Red Hat Bugzilla – Bug 735785
Upgrade Skip Bootloader broken
Last modified: 2011-09-13 17:04:15 EDT
Created attachment 521481 [details]
Description of problem:
I followed this test case:
I was upgrading Fedora 15 to Fedora 16 Beta TC1.
After installation is complete and system reboots, I receive an error message:
> Error 15: File not found
> Press any key to continue...
After key press, I'm in a GRUB menu, see screenshot. Only Fedora 15 item is present. It doesn't boot (again "Error 15: File not found" message).
I am not quite sure how it was supposed to happen (there should have been a Fedora 16 boot item I suppose?), but it clearly violates the test case, therefore I suppose there's a bug somewhere.
Version-Release number of selected component (if applicable):
Steps to Reproduce:
1. Install Fedora 15, update
2. Upgrade to Fedora 16 and choose "Skip bootloader updating"
Proposing as Beta blocker:
The installer must be able to successfully complete an upgrade installation from a clean, fully updated default installation (from any official install medium) of the previous stable Fedora release, either via preupgrade or by booting to the installer manually. The upgraded system must meet all release criteria
Created attachment 521485 [details]
I used system rescue to retrieve upgrade logs from /root directory.

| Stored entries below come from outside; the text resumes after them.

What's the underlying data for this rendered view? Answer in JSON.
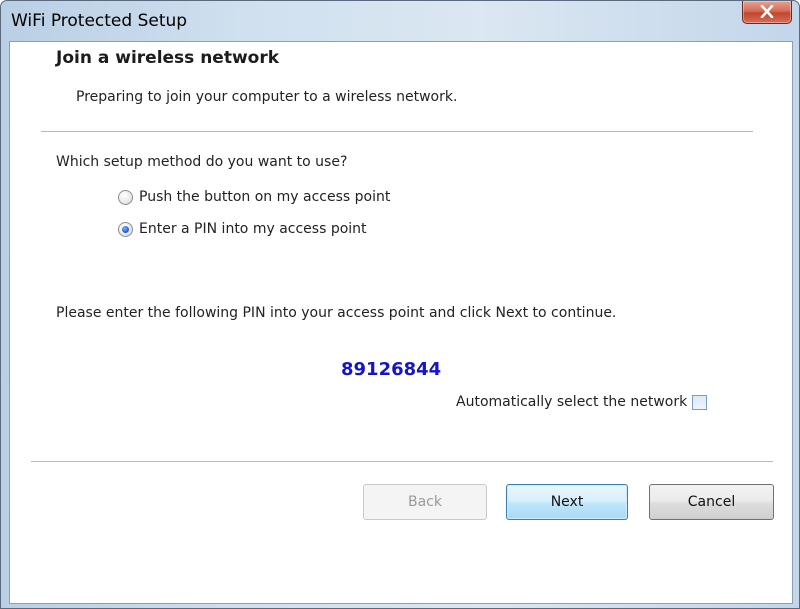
{
  "window": {
    "title": "WiFi Protected Setup",
    "close_icon": "close-icon"
  },
  "content": {
    "heading": "Join a wireless network",
    "subheading": "Preparing to join your computer to a wireless network.",
    "question": "Which setup method do you want to use?",
    "options": [
      {
        "label": "Push the button on my access point",
        "selected": false
      },
      {
        "label": "Enter a PIN into my access point",
        "selected": true
      }
    ],
    "instruction": "Please enter the following PIN into your access point and click Next to continue.",
    "pin": "89126844",
    "auto_select_label": "Automatically select the network",
    "auto_select_checked": false
  },
  "buttons": {
    "back": "Back",
    "next": "Next",
    "cancel": "Cancel"
  },
  "colors": {
    "pin": "#1515c8",
    "close_button": "#c2462c"
  }
}
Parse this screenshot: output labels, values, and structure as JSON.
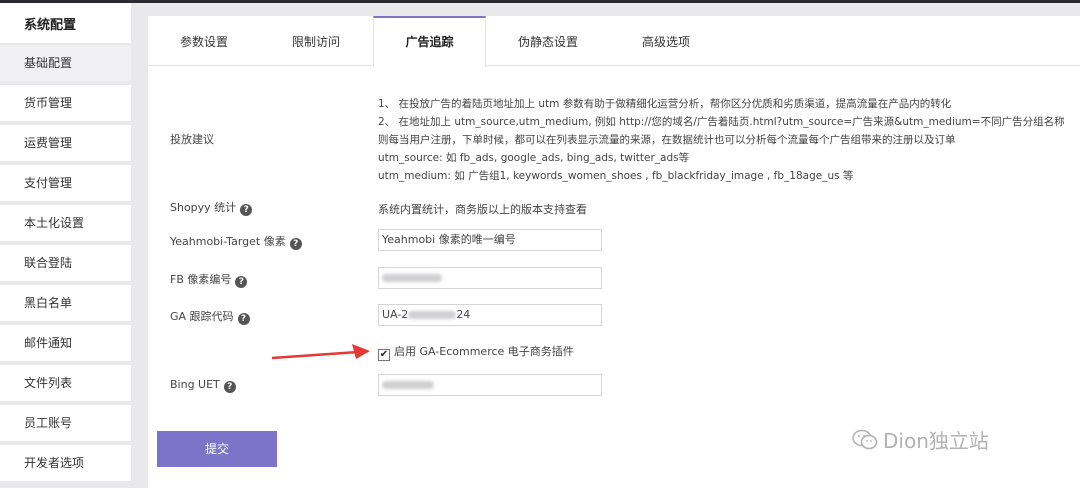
{
  "sidebar": {
    "title": "系统配置",
    "items": [
      {
        "label": "基础配置",
        "active": true
      },
      {
        "label": "货币管理"
      },
      {
        "label": "运费管理"
      },
      {
        "label": "支付管理"
      },
      {
        "label": "本土化设置"
      },
      {
        "label": "联合登陆"
      },
      {
        "label": "黑白名单"
      },
      {
        "label": "邮件通知"
      },
      {
        "label": "文件列表"
      },
      {
        "label": "员工账号"
      },
      {
        "label": "开发者选项"
      }
    ]
  },
  "tabs": [
    "参数设置",
    "限制访问",
    "广告追踪",
    "伪静态设置",
    "高级选项"
  ],
  "active_tab": "广告追踪",
  "form": {
    "advice_label": "投放建议",
    "advice_lines": [
      "1、 在投放广告的着陆页地址加上 utm 参数有助于做精细化运营分析，帮你区分优质和劣质渠道，提高流量在产品内的转化",
      "2、 在地址加上 utm_source,utm_medium, 例如 http://您的域名/广告着陆页.html?utm_source=广告来源&utm_medium=不同广告分组名称",
      "则每当用户注册，下单时候，都可以在列表显示流量的来源，在数据统计也可以分析每个流量每个广告组带来的注册以及订单",
      "utm_source: 如 fb_ads, google_ads, bing_ads, twitter_ads等",
      "utm_medium: 如 广告组1, keywords_women_shoes , fb_blackfriday_image , fb_18age_us 等"
    ],
    "shopyy_label": "Shopyy 统计",
    "shopyy_value": "系统内置统计，商务版以上的版本支持查看",
    "yeahmobi_label": "Yeahmobi-Target 像素",
    "yeahmobi_placeholder": "Yeahmobi 像素的唯一编号",
    "fb_label": "FB 像素编号",
    "ga_label": "GA 跟踪代码",
    "ga_value_start": "UA-2",
    "ga_value_end": "24",
    "ga_ecommerce_label": "启用 GA-Ecommerce 电子商务插件",
    "ga_ecommerce_checked": true,
    "bing_label": "Bing UET",
    "help_glyph": "?",
    "check_glyph": "✔"
  },
  "submit_label": "提交",
  "watermark": "Dion独立站",
  "colors": {
    "accent": "#7b75c9",
    "arrow": "#e53935"
  }
}
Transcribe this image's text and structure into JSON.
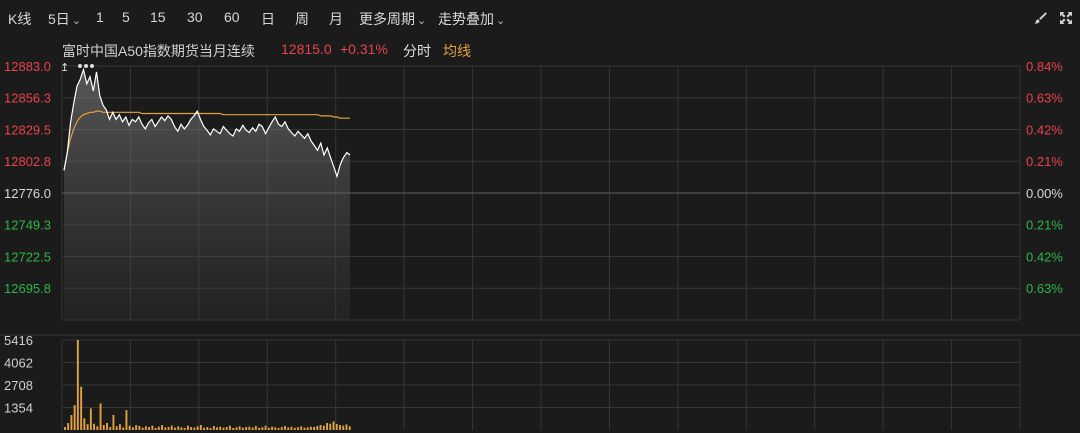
{
  "toolbar": {
    "kline": "K线",
    "period_5d": "5日",
    "periods": [
      "1",
      "5",
      "15",
      "30",
      "60",
      "日",
      "周",
      "月"
    ],
    "more_periods": "更多周期",
    "overlay": "走势叠加",
    "icons": [
      "draw-brush-icon",
      "expand-arrows-icon"
    ]
  },
  "info": {
    "name": "富时中国A50指数期货当月连续",
    "price": "12815.0",
    "change": "+0.31%",
    "mode": "分时",
    "avg_label": "均线",
    "colors": {
      "name": "#d0d0d0",
      "price": "#e8434b",
      "mode": "#e0e0e0",
      "avg": "#e2a23e"
    }
  },
  "chart_data": [
    {
      "type": "line",
      "y_ticks_left": [
        "12883.0",
        "12856.3",
        "12829.5",
        "12802.8",
        "12776.0",
        "12749.3",
        "12722.5",
        "12695.8"
      ],
      "y_ticks_right": [
        "0.84%",
        "0.63%",
        "0.42%",
        "0.21%",
        "0.00%",
        "0.21%",
        "0.42%",
        "0.63%"
      ],
      "ylim": [
        12669,
        12883
      ],
      "base": 12776.0,
      "grid": true,
      "colors": {
        "up": "#e8434b",
        "down": "#2fb34a",
        "base": "#d8d8d8",
        "price_line": "#ffffff",
        "avg_line": "#e2a23e"
      },
      "series": [
        {
          "values": [
            12795,
            12810,
            12835,
            12852,
            12866,
            12872,
            12880,
            12868,
            12874,
            12862,
            12878,
            12858,
            12850,
            12846,
            12838,
            12844,
            12838,
            12842,
            12836,
            12840,
            12833,
            12838,
            12836,
            12840,
            12834,
            12830,
            12835,
            12838,
            12832,
            12836,
            12840,
            12837,
            12841,
            12838,
            12832,
            12828,
            12834,
            12830,
            12833,
            12838,
            12841,
            12845,
            12838,
            12832,
            12829,
            12825,
            12830,
            12828,
            12826,
            12832,
            12829,
            12826,
            12824,
            12830,
            12828,
            12833,
            12829,
            12827,
            12831,
            12828,
            12834,
            12832,
            12826,
            12831,
            12836,
            12840,
            12834,
            12832,
            12836,
            12830,
            12827,
            12824,
            12828,
            12825,
            12822,
            12826,
            12820,
            12816,
            12812,
            12818,
            12808,
            12814,
            12806,
            12798,
            12790,
            12800,
            12806,
            12810,
            12808
          ],
          "avg_values": [
            12795,
            12810,
            12822,
            12830,
            12836,
            12840,
            12842,
            12843,
            12844,
            12844,
            12845,
            12845,
            12844,
            12844,
            12844,
            12844,
            12844,
            12844,
            12844,
            12844,
            12844,
            12844,
            12844,
            12844,
            12843,
            12843,
            12843,
            12843,
            12843,
            12843,
            12843,
            12843,
            12843,
            12843,
            12843,
            12843,
            12843,
            12843,
            12843,
            12843,
            12843,
            12843,
            12843,
            12843,
            12843,
            12843,
            12843,
            12843,
            12843,
            12842,
            12842,
            12842,
            12842,
            12842,
            12842,
            12842,
            12842,
            12842,
            12842,
            12842,
            12842,
            12842,
            12842,
            12842,
            12842,
            12842,
            12842,
            12842,
            12842,
            12842,
            12842,
            12842,
            12842,
            12842,
            12842,
            12842,
            12842,
            12842,
            12842,
            12841,
            12841,
            12841,
            12841,
            12840,
            12840,
            12839,
            12839,
            12839,
            12839
          ]
        }
      ]
    },
    {
      "type": "bar",
      "y_ticks_left": [
        "5416",
        "4062",
        "2708",
        "1354"
      ],
      "ylim": [
        0,
        5416
      ],
      "colors": {
        "bar": "#e2a23e"
      },
      "values": [
        180,
        420,
        900,
        1500,
        5416,
        2600,
        700,
        350,
        1300,
        380,
        220,
        1600,
        300,
        420,
        180,
        900,
        220,
        350,
        150,
        1200,
        260,
        160,
        300,
        240,
        140,
        220,
        180,
        260,
        120,
        200,
        300,
        150,
        180,
        260,
        140,
        220,
        160,
        120,
        260,
        180,
        150,
        220,
        300,
        140,
        180,
        120,
        240,
        160,
        200,
        140,
        180,
        260,
        120,
        160,
        220,
        140,
        180,
        200,
        150,
        240,
        130,
        170,
        260,
        140,
        200,
        160,
        120,
        180,
        240,
        150,
        190,
        130,
        170,
        220,
        140,
        160,
        200,
        180,
        240,
        300,
        260,
        420,
        380,
        520,
        360,
        300,
        260,
        340,
        220
      ]
    }
  ]
}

Created attachment 521486 [details]
Created attachment 521487 [details]
upgraded grub config
*** This bug has been marked as a duplicate of bug 730357 ***
This was marked as a duplicate because of:
grubby fatal error: unable to find a suitable template
grubby: doing this would leave no kernel entries. Not writing out new config.
Do you see the same error message in future kernel installations?
Do you have a /etc/grub.conf -> ../boot/grub/grub.conf symlink?
> Do you see the same error message in future kernel installations?
I used rescue mode to chroot the filesystem and upgrade kernel. I see "grubby fatal error: unable to find a suitable template" during kernel upgrade. The second error line is not printed.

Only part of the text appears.